As millions of us try to lose the weight we gained over the holidays, the Food and Drug Administration is due to make a decision with implications for those tipping the scales into obesity: whether to approve gastric lap bands for people who are just slightly obese. These devices are now approved only for dangerously obese adults, with a body mass index of at least 35.
Like gastric bypass surgery, a lap band reduces the size of the stomach so that eating a large meal is impossible. As a result, patients sometimes lose 100 pounds or more within a year, and that weight often stays off at least another year.
The surgery is more effective for most people than diet, exercise or diet pills. And since lap bands are less invasive, expensive and risky than gastric bypass, it is reasonable to ask whether the F.D.A. should approve the product for people seeking less drastic weight loss. Last month, an advisory panel said it should.
If the agency bases its decision on science rather than sympathy, however, it will reject the recommendation — because there is no research proving that a lap band provides slightly obese patients with long-term health benefits that are greater than its risks.
Some experts, including most bariatric surgeons, say the benefits are obvious even if the research is skimpy. And although most of them have financial ties to the lap-band industry, they also have an important fact on their side: weight loss during the first year after the procedure is often impressive.
But what matters for most patients is whether a lap band is more effective than diet and exercise for years and years after the surgery — and unfortunately we don’t know if it is.
Under the proposed change, lap bands would be approved, for example, for a 5-foot-6-inch woman weighing 186 pounds (a body mass index of 30) who does not have diabetes or heart disease but does have joint pain that might be relieved by weight loss. Under the current rules, this woman could get a lap band only if she was willing to pay $12,000 to $30,000 for the 30-minute surgery. Because the procedure does not have F.D.A. approval, insurance plans and Medicare usually do not cover it.
Theoretically, lap bands could save lives and billions of health care dollars that would otherwise be spent to treat diabetes or heart disease, replace hip or knee joints or pay for often-ineffective weight loss strategies. But potential benefits are not the same as proven ones. And the reality is, we don’t know how safe and effective lap-band surgery is for most people, whether they are 30 or 300 pounds overweight.
How could we lack such basic information? The F.D.A. approved Inamed’s Lap-Band for the dangerously obese almost 10 years ago. But it did so based on the company’s study of fewer than 200 very obese patients who had lap bands for three years. As a condition of approval, the agency required a follow-up study, but in 2006 Inamed was bought by Allergan, and the study was not completed. Last year, when Allergan asked the F.D.A. to expand approval to the not-so-obese (essentially doubling the potential patient pool), the request was based on a clinical trial of only 149 patients who had lap bands for one to two years.
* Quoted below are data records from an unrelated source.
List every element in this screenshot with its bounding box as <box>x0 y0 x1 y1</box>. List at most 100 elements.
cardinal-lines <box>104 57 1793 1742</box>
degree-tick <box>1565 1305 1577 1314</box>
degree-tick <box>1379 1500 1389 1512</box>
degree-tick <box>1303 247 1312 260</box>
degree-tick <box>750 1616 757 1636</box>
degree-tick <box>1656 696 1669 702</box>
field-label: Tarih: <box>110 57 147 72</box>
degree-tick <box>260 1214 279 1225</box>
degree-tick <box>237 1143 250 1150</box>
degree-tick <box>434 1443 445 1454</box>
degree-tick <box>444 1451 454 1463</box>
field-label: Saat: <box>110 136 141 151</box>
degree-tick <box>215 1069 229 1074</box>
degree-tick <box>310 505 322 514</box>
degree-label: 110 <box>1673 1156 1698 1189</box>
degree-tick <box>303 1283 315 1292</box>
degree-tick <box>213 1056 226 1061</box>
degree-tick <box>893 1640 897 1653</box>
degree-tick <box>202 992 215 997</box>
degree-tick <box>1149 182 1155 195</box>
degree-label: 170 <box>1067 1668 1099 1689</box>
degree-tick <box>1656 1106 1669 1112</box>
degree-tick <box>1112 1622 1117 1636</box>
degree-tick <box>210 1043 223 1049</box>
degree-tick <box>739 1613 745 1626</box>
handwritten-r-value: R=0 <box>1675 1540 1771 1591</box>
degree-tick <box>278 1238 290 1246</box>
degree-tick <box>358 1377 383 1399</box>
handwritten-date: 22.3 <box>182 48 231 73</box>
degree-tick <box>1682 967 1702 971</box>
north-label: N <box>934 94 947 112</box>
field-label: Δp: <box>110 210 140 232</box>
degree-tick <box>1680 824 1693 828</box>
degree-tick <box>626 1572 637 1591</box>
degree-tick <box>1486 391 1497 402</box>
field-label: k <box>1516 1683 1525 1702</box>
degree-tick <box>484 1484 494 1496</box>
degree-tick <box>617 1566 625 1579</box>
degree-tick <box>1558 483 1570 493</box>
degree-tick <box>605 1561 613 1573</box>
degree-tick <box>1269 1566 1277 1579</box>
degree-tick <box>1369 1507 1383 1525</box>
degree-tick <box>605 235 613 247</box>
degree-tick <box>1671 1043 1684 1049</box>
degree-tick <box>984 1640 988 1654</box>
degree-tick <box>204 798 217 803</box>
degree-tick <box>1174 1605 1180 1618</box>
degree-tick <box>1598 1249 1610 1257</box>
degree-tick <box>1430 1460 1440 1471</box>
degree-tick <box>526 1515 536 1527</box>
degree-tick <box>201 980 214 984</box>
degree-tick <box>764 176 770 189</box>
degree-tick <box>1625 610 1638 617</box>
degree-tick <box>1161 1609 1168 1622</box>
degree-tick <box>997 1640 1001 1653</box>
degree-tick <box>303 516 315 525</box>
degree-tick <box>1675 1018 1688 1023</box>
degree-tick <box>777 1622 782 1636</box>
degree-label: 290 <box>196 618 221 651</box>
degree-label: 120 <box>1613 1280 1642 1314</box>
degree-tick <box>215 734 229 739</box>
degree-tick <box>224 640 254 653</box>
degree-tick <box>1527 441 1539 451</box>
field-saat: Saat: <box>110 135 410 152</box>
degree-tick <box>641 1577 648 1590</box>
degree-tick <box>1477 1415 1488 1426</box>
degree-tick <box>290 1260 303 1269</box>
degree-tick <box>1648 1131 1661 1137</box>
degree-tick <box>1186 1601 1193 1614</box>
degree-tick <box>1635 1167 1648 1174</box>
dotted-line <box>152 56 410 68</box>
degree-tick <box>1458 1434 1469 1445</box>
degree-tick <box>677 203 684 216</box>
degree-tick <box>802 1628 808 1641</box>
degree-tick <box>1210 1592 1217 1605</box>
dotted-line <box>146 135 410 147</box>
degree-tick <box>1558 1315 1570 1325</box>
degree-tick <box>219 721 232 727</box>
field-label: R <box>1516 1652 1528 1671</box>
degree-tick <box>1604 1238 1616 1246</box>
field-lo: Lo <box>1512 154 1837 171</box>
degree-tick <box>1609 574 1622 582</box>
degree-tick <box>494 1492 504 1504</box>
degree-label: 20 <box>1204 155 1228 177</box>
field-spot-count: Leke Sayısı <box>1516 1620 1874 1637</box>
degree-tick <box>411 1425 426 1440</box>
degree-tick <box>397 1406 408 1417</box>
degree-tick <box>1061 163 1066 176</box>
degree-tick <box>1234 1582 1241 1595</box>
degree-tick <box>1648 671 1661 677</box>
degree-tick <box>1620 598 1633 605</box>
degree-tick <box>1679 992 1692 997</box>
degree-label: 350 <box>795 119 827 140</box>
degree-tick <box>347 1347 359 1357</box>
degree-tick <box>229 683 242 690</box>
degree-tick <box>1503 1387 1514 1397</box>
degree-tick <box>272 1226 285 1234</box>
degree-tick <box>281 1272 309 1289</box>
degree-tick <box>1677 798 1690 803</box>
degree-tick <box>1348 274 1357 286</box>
In this study, the operations were done by carefully selected surgeons on relatively healthy patients, all under the age of 55 — which gave the study its best chance of producing favorable results. Even so, there were many adverse reactions. The most common were vomiting, difficulty swallowing, pain and gastroesophageal reflux. Five percent of subjects required additional surgery one to nine months after getting their lap bands, and in most cases this meant permanent removal. One of the devices that was removed had already eroded — raising concern about how long lap bands last. And unlike the initial surgery, often an outpatient procedure, the revisions and removals meant hospitalizations lasting up to a week.
The men in the Allergan study had worse outcomes than the women; 20 percent had their devices removed in the first year. This is not surprising, given an earlier report by the Agency for Healthcare Research and Quality that men were almost three times as likely as women to die from bariatric surgery. But the poor outcome for men needs further investigation, because the Allergan trial included only 14 men.
What’s more, there were only two Asians, 14 African-Americans and 16 Hispanics among all the men and women in the study. Clearly, more research is needed on more people of both sexes and all ages and races.
Most important, we need studies of people who have had lap bands for longer than a few years to learn if the weight loss is lasting, if patients will tolerate the devices in the long run and what risks may accrue from living with one inside the body. The earlier three-year study of very obese patients found that one in four had their lap bands removed and not replaced.
The F.D.A.’s job is to make sure that the lap band is safe and effective, but it cannot do this without long-term data on a more diverse group of patients. Moreover, if the F.D.A. approves the lap band for people who are only 30 or 40 pounds overweight, taxpayers may soon be paying billions of Medicare dollars for these procedures, and for fixing the potential complications. Health insurance companies would be pressured to follow Medicare’s lead, which could add to the cost of insurance for all of us.
Obesity can kill, but when people are not at immediate risk of fatal illness, the F.D.A. does them no favors by giving its approval to an implanted medical device before it has been adequately tested.